Re: N-Triples Parser for Python from Chris Purcell on 2004-10-21 (www-rdf-interest@w3.org from October 2004)

From: Chris Purcell <cjp39@cam.ac.uk>
Date: Thu, 21 Oct 2004 12:15:15 +0100
To: "Phil Dawes" <pdawes@users.sourceforge.net>
Cc: www-rdf-interest@w3.org
Message-Id: <7B81780C-2352-11D9-8F0F-000A957B97EE@cam.ac.uk>

I prune out duplicates in-database, for the following reasons:

* Table indices allow constant-time cost per new triple (I think)
* I don't need memory proportional to the existing database size

As you say, there needs to be locking!

How long does a batch import take with your scheme? (Python may well 
out-perform MySQL!) Does it identify meta-statements?

Cheers,
Chris

> Depends on what is being input - if it's an insert/update of a small
> set of assertions, it just uses sql inserts.
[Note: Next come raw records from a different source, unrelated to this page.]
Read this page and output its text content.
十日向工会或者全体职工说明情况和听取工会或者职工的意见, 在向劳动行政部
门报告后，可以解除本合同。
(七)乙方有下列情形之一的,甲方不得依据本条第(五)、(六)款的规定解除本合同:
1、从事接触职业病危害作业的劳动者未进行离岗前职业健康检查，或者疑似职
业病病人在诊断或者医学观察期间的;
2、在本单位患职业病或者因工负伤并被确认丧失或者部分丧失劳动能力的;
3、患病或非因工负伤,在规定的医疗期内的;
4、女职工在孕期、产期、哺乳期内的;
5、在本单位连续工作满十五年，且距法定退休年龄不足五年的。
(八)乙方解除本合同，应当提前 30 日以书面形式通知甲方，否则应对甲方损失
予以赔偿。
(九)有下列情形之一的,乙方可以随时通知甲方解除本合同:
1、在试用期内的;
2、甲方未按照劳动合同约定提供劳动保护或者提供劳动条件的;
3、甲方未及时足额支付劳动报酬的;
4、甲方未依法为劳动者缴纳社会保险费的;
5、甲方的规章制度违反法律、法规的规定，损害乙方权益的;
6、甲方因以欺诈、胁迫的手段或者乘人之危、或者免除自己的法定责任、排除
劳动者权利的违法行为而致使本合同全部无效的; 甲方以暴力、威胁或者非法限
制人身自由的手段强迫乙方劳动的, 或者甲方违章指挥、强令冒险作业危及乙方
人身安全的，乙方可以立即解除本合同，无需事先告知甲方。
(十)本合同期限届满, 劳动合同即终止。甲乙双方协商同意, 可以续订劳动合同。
If it's a large job
> (e.g. a batch import of 1000000's of statements) it writes them to a
> file and then uses 'LOAD DATA LOCAL INFILE' to bulk import them.
>
> I had a quick look at your weblog post - I assumed from that that you
> are bulk importing as well. I attempt to solve the duplicate id
> problem by pre-loading the existing ids into memory, along with hashes
> of their values. I can then check each literal/uri value asserted
> against the hash to see if it exists in the database. N.B. you need to
> lock the table to do this, otherwise you can easily get consistency
> problems.

Received on Thursday, 21 October 2004 11:15:18 UTC